Risk & Compliance

Ex-Amazon Employee Accused of Insider Trading

The manager in Amazon's tax department allegedly made illegal trades with two family members ahead of the company's earnings announcements.
Matthew HellerSeptember 29, 2020

A former manager in Amazon’s tax department and two family members have been charged with making insider trades in advance of the company’s earnings announcements.

The U.S. Securities and Exchange Commission said Laksha Bohra passed on highly confidential information she obtained through her work at Amazon to her husband, Viky Bohra, who, with his father, Gotham Bohra, traded on the information in 11 separate brokerage accounts.
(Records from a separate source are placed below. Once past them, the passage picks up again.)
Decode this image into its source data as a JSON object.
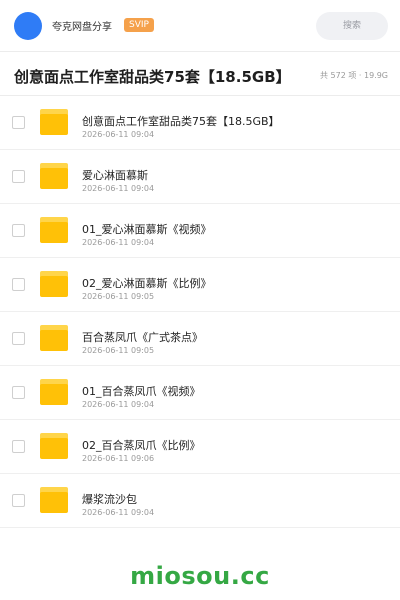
{
  "header": {
    "brand": "夸克网盘分享",
    "badge": "SVIP",
    "search_placeholder": "搜索"
  },
  "share": {
    "title": "创意面点工作室甜品类75套【18.5GB】",
    "meta": "共 572 项 · 19.9G"
  },
  "items": [
    {
      "name": "创意面点工作室甜品类75套【18.5GB】",
      "date": "2026-06-11 09:04",
      "icon": "folder-icon"
    },
    {
      "name": "爱心淋面慕斯",
      "date": "2026-06-11 09:04",
      "icon": "folder-icon"
    },
    {
      "name": "01_爱心淋面慕斯《视频》",
      "date": "2026-06-11 09:04",
      "icon": "folder-icon"
    },
    {
      "name": "02_爱心淋面慕斯《比例》",
      "date": "2026-06-11 09:05",
      "icon": "folder-icon"
    },
    {
      "name": "百合蒸凤爪《广式茶点》",
      "date": "2026-06-11 09:05",
      "icon": "folder-icon"
    },
    {
      "name": "01_百合蒸凤爪《视频》",
      "date": "2026-06-11 09:04",
      "icon": "folder-icon"
    },
    {
      "name": "02_百合蒸凤爪《比例》",
      "date": "2026-06-11 09:06",
      "icon": "folder-icon"
    },
    {
      "name": "爆浆流沙包",
      "date": "2026-06-11 09:04",
      "icon": "folder-icon"
    }
  ],
  "watermark": "miosou.cc",
  "colors": {
    "accent_blue": "#2f7cf6",
    "svip_orange": "#f5a14b",
    "folder_yellow": "#ffc107",
    "watermark_green": "#35a844"
  }
}
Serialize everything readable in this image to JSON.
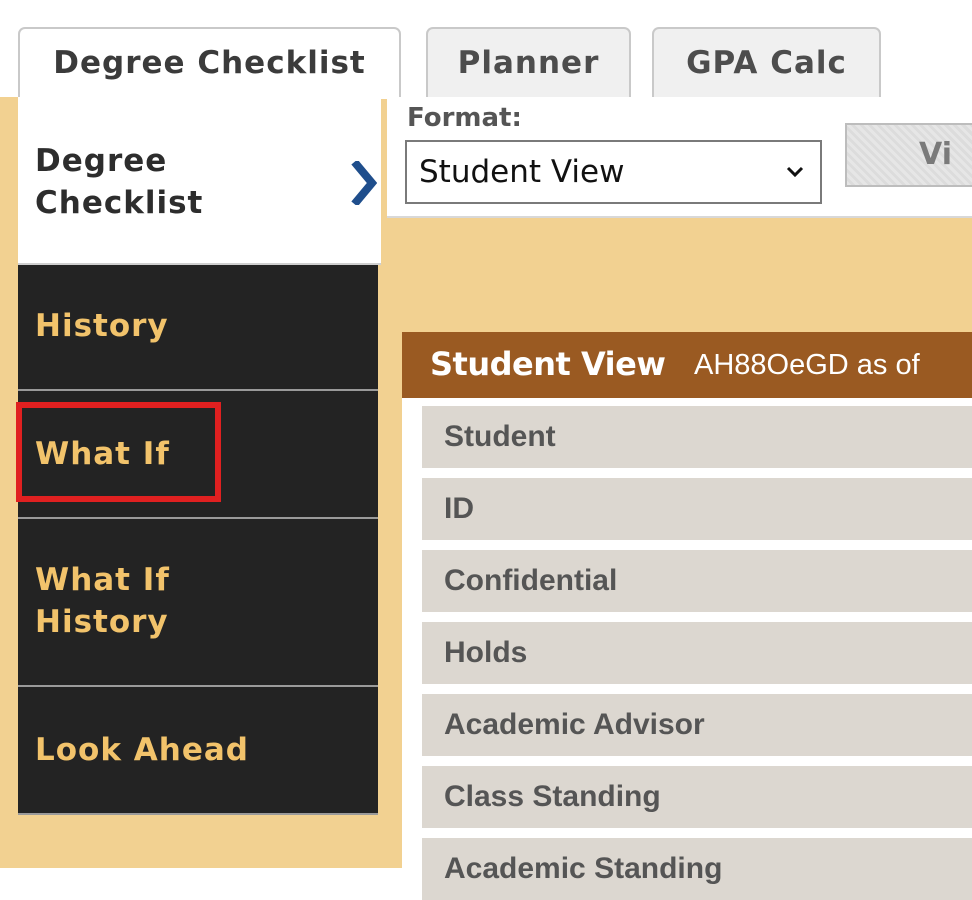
{
  "tabs": [
    {
      "label": "Degree Checklist",
      "active": true
    },
    {
      "label": "Planner",
      "active": false
    },
    {
      "label": "GPA Calc",
      "active": false
    }
  ],
  "sidebar": {
    "items": [
      {
        "label": "Degree\nChecklist",
        "active": true
      },
      {
        "label": "History"
      },
      {
        "label": "What If",
        "highlighted": true
      },
      {
        "label": "What If\nHistory"
      },
      {
        "label": "Look Ahead"
      }
    ],
    "active_indicator_icon": "chevron-right-icon"
  },
  "format": {
    "label": "Format:",
    "selected": "Student View",
    "view_button_label": "Vi"
  },
  "panel": {
    "title": "Student View",
    "subtitle": "AH88OeGD as of",
    "rows": [
      "Student",
      "ID",
      "Confidential",
      "Holds",
      "Academic Advisor",
      "Class Standing",
      "Academic Standing"
    ]
  },
  "colors": {
    "tan_background": "#f2d191",
    "sidebar_dark": "#232323",
    "sidebar_text": "#f2c36b",
    "panel_header": "#9a5a22",
    "row_background": "#dcd7d0",
    "highlight": "#e02020",
    "chevron": "#1f4e8c"
  }
}
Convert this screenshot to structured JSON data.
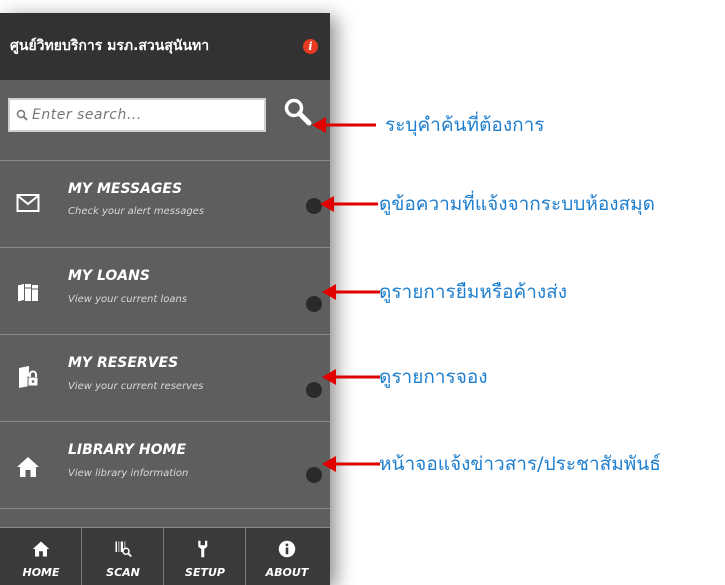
{
  "app": {
    "title": "ศูนย์วิทยบริการ มรภ.สวนสุนันทา",
    "accent_color": "#e83a20",
    "info_icon": "info-icon"
  },
  "search": {
    "placeholder": "Enter search...",
    "value": "",
    "search_icon": "magnifier-icon"
  },
  "menu": {
    "items": [
      {
        "title": "MY MESSAGES",
        "subtitle": "Check your alert messages",
        "icon": "envelope-icon"
      },
      {
        "title": "MY LOANS",
        "subtitle": "View your current loans",
        "icon": "books-icon"
      },
      {
        "title": "MY RESERVES",
        "subtitle": "View your current reserves",
        "icon": "book-lock-icon"
      },
      {
        "title": "LIBRARY HOME",
        "subtitle": "View library information",
        "icon": "home-icon"
      }
    ]
  },
  "bottom_nav": {
    "items": [
      {
        "label": "HOME",
        "icon": "home-icon"
      },
      {
        "label": "SCAN",
        "icon": "barcode-scan-icon"
      },
      {
        "label": "SETUP",
        "icon": "wrench-icon"
      },
      {
        "label": "ABOUT",
        "icon": "info-icon"
      }
    ]
  },
  "annotations": {
    "arrow_color": "#e00000",
    "text_color": "#1f7fcf",
    "items": [
      "ระบุคำค้นที่ต้องการ",
      "ดูข้อความที่แจ้งจากระบบห้องสมุด",
      "ดูรายการยืมหรือค้างส่ง",
      "ดูรายการจอง",
      "หน้าจอแจ้งข่าวสาร/ประชาสัมพันธ์"
    ]
  }
}
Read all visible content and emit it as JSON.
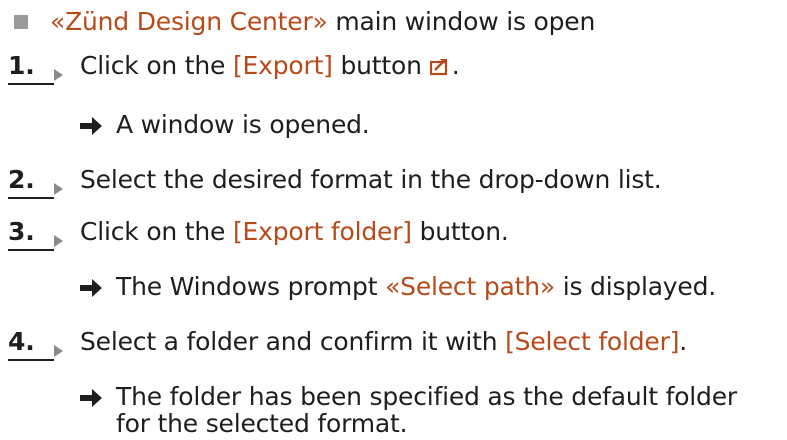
{
  "prerequisite": {
    "text_before": "«Zünd Design Center»",
    "text_after": " main window is open"
  },
  "steps": [
    {
      "number": "1.",
      "text_before": "Click on the ",
      "button": "[Export]",
      "text_after": " button",
      "icon": "export-icon",
      "trailing": "."
    },
    {
      "number": "2.",
      "text": "Select the desired format in the drop-down list."
    },
    {
      "number": "3.",
      "text_before": "Click on the ",
      "button": "[Export folder]",
      "text_after": " button."
    },
    {
      "number": "4.",
      "text_before": "Select a folder and confirm it with ",
      "button": "[Select folder]",
      "text_after": "."
    }
  ],
  "results": [
    {
      "text": "A window is opened."
    },
    {
      "text_before": "The Windows prompt ",
      "highlight": "«Select path»",
      "text_after": " is displayed."
    },
    {
      "line1": "The folder has been specified as the default folder",
      "line2": "for the selected format."
    }
  ],
  "colors": {
    "accent": "#b84a1a",
    "text": "#1e1e1e",
    "bullet": "#9a9a9a"
  }
}
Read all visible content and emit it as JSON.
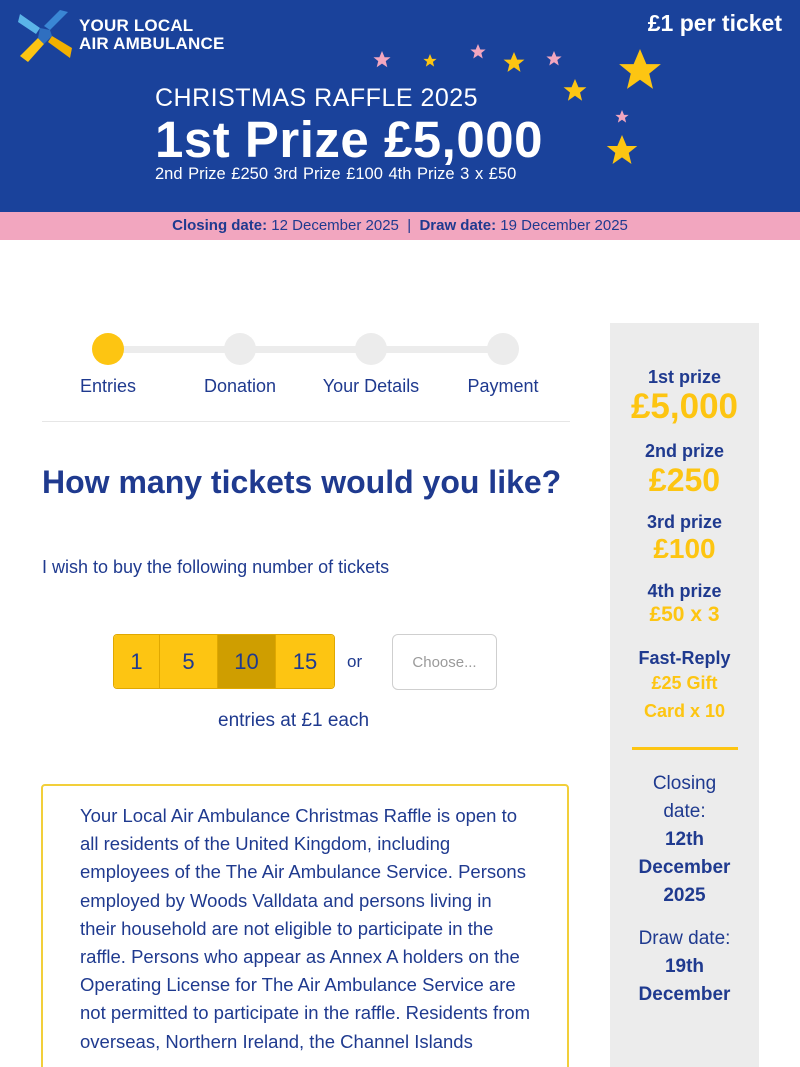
{
  "header": {
    "logo_line1": "YOUR LOCAL",
    "logo_line2": "AIR AMBULANCE",
    "price": "£1 per ticket",
    "raffle_title": "CHRISTMAS RAFFLE 2025",
    "first_prize": "1st Prize £5,000",
    "other_prizes": "2nd Prize £250  3rd Prize  £100  4th Prize 3 x £50",
    "colors": {
      "banner": "#1a429b",
      "star_yellow": "#fdc512",
      "star_pink": "#f2a6bf"
    }
  },
  "dates": {
    "closing_label": "Closing date:",
    "closing_value": " 12 December 2025",
    "separator": "  |  ",
    "draw_label": "Draw date:",
    "draw_value": " 19 December 2025"
  },
  "steps": [
    {
      "label": "Entries",
      "active": true
    },
    {
      "label": "Donation",
      "active": false
    },
    {
      "label": "Your Details",
      "active": false
    },
    {
      "label": "Payment",
      "active": false
    }
  ],
  "form": {
    "question": "How many tickets would you like?",
    "wish": "I wish to buy the following number of tickets",
    "quantities": [
      "1",
      "5",
      "10",
      "15"
    ],
    "selected_quantity": "10",
    "or": "or",
    "choose_placeholder": "Choose...",
    "entries_note": "entries at £1 each"
  },
  "terms": "Your Local Air Ambulance Christmas Raffle is open to all residents of the United Kingdom, including employees of the The Air Ambulance Service. Persons employed by Woods Valldata and persons living in their household are not eligible to participate in the raffle. Persons who appear as Annex A holders on the Operating License for The Air Ambulance Service are not permitted to participate in the raffle. Residents from overseas, Northern Ireland, the Channel Islands",
  "sidebar": {
    "first_label": "1st prize",
    "first_value": "£5,000",
    "second_label": "2nd prize",
    "second_value": "£250",
    "third_label": "3rd prize",
    "third_value": "£100",
    "fourth_label": "4th prize",
    "fourth_value": "£50 x 3",
    "fast_label": "Fast-Reply",
    "fast_value_1": "£25 Gift",
    "fast_value_2": "Card x 10",
    "closing_label_1": "Closing",
    "closing_label_2": "date:",
    "closing_1": "12th",
    "closing_2": "December",
    "closing_3": "2025",
    "draw_label": "Draw date:",
    "draw_1": "19th",
    "draw_2": "December"
  }
}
The insider trading scheme spanned every Amazon earnings announcement between January 2016 and July 2018, generating about $1.4 million in illicit profits, the SEC alleged Monday in a civil complaint.

Viky Bohra was also charged in a parallel criminal case.

“We allege that the Bohras repeatedly and systematically used Amazon’s confidential information for their own gain,” Erin Schneider, director of the SEC’s San Francisco Regional Office, said in a news release. “Employees with access to confidential, potentially market-moving corporate information may not use that information to enrich themselves, their friends, or their families.”

Laksha Bohra joined Amazon as a transfer pricing manager in its tax department in December 2012 and was promoted to senior manager in May 2018. According to the SEC, she had access to Amazon’s financial reporting databases and shared network files and assisted the accounting department in calculating and reviewing transfer pricing for intercompany transactions ahead of earnings announcements.

The complaint details trades the Bohras allegedly made in advance of the announcement of Amazon’s earnings for the fourth quarter of 2017. After the numbers were finalized on Jan. 16, 2018, the SEC said, Viky Bohra sold the Amazon put options he was holding and spent $850,000 on both common stock and call options, now betting that the stock price would increase.

After Amazon announced the earnings on Feb. 1, the price rose 2.9% and the Bohra family allegedly made a profit of about $664,000.

The SEC also said the defendants made a profit of about $591,000 after Laksha Bohra, who was on vacation in Greece at the time, logged in remotely to Amazon’s network to access preliminary numbers for its first-quarter 2018 earnings.